The carnage of dead sugar industries in the country’s sugar belt, has robbed many people in Western Kenya their wherewithal. The killing and privatization of industries such as KICOMI by the Structural Adjustments Programs and other economic programs that favour cheap imports at the cost of our industrial economy have played a big role in rendering the Luo poor.

And it is poverty that makes them agitate for a piece of Kenya. It is easy to say, if it is not only the Luos who are poor, how come other tribes are not as violent?

For one, it is the Luos who have the critical mass to agitate, and that is why other communities that feel marginalized too, usually rally behind them. Besides marginalization in each community manifests itself differently. In pastoralists communities, banditry thrives, early marriages are common and there is high levels of illiteracy. In the Coast, secession calls by outfits such as MRCs (Mombasa Republican Council), the drug abuse scourge, child prostitution, are red flags of what marginalization can do.

Culturally, the Luos are outspoken and have always been an open society, where anyone can speak truth to power. Everywhere I have been, I meet Luos who cannot keep quiet in the face of injustice. Like the one-time honorary member of Black Panthers Movement, Stokely Carmichael said, “the secret of life is to have no fear, it is the only way to function.”

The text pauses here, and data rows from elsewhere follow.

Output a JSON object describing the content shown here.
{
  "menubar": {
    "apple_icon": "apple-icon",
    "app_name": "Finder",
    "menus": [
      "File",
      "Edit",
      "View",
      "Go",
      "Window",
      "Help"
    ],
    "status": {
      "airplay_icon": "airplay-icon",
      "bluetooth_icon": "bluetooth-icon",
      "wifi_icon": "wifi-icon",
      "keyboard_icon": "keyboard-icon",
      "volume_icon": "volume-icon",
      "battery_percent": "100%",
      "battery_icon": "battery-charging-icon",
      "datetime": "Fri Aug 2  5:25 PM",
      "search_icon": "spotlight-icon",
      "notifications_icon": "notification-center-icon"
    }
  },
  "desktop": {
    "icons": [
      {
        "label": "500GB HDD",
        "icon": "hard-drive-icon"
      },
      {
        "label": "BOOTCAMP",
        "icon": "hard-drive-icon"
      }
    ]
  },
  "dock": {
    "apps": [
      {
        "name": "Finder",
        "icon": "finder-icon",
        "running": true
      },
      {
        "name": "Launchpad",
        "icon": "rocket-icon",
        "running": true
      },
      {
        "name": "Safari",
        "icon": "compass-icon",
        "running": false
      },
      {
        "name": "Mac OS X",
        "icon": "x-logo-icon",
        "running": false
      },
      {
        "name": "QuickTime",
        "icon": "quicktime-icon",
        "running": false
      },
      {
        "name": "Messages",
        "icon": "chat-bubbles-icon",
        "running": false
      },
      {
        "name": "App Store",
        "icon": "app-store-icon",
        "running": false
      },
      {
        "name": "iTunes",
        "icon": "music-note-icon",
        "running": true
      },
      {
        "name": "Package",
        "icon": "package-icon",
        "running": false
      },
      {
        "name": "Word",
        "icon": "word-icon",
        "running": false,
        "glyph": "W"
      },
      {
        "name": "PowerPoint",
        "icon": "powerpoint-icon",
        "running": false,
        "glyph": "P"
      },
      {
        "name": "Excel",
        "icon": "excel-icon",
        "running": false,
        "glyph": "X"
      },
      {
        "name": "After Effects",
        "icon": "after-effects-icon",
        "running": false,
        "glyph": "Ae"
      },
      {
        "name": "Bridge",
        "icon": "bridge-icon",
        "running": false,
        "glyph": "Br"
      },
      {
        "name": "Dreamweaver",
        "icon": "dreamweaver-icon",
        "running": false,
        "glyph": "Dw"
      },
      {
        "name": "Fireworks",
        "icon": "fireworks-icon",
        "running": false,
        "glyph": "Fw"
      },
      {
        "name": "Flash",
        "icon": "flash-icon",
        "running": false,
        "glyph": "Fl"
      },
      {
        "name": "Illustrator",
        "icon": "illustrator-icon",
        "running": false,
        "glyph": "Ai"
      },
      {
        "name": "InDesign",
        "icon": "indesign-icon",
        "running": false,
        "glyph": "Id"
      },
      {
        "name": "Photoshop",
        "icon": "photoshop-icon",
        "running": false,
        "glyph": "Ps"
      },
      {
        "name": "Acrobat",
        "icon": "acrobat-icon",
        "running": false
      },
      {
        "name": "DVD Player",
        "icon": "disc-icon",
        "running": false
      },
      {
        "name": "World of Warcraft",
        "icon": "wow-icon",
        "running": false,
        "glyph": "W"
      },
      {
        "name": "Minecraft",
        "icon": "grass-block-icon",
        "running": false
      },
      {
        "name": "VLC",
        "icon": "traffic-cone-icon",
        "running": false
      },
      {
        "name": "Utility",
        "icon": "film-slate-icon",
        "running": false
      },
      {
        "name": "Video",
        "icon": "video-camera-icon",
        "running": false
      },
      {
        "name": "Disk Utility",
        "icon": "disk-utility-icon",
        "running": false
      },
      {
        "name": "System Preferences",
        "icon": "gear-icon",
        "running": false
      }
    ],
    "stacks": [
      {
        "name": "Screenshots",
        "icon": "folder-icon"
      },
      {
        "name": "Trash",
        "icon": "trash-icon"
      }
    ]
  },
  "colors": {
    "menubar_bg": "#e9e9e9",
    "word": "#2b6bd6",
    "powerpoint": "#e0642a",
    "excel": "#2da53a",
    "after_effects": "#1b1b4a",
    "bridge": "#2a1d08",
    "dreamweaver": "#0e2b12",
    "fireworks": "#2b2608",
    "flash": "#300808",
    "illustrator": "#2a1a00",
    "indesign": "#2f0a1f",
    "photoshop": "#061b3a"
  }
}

Luos have been so marginalized that fear is no longer an option, that is why no amount of gun-toting, trigger-happy policemen will silence them. They have infected other Kenyans to fight for their rights, and on Friday after the October 26 presidential rerun, we saw the same brutality being extended to Bungoma residents.

Luos Lives Matter

Regardless of how you relate with Luos, whether you found them repulsive, loud, or annoying, their lives matters. Each community will have certain traits, some likable, some disagreeable, but it is this diversity that makes our lives richer.

A people’s collective behaviour is a product of long-held customs, filtered through history, nurtured by their environment. Since we don’t share similar environments, we are likely to be different in our outlook of life. But these differences are smaller compared to similarities.

Luo parents want their children to succeed as much as Kikuyu parents want their children to succeed. No parent wishes to see their son killed by the very person they expect to protect their child.

If their way of life is at variance with how you lead your life, the least you can do, is not to wish them harm, or cheer the police in their murderous spree. Police brutality in a country like ours spares no one.

Like Chinua Achebe said of Igbo, in tackling the Igbo persistent Igbo problem in his evergreen collection of essays The Trouble with Nigeria, “The Igbo are a necessary ingredient to the modernization and development of Nigerian society. It is neither necessary or possible to suppress them. Nigeria without the inventiveness and dynamism of the Igbo would be a less hopeful place than it is.”

The same can be said of the Luos. Overt and covert exclusion of the Luos, and other communities from key government posts and resources will always make them agitate and will never give a government peace until they are made to feel part of the country.

It is really that simple.

By Silas Nyanchwani
Silas Nyanchwani is a Kenyan writer and social commentator.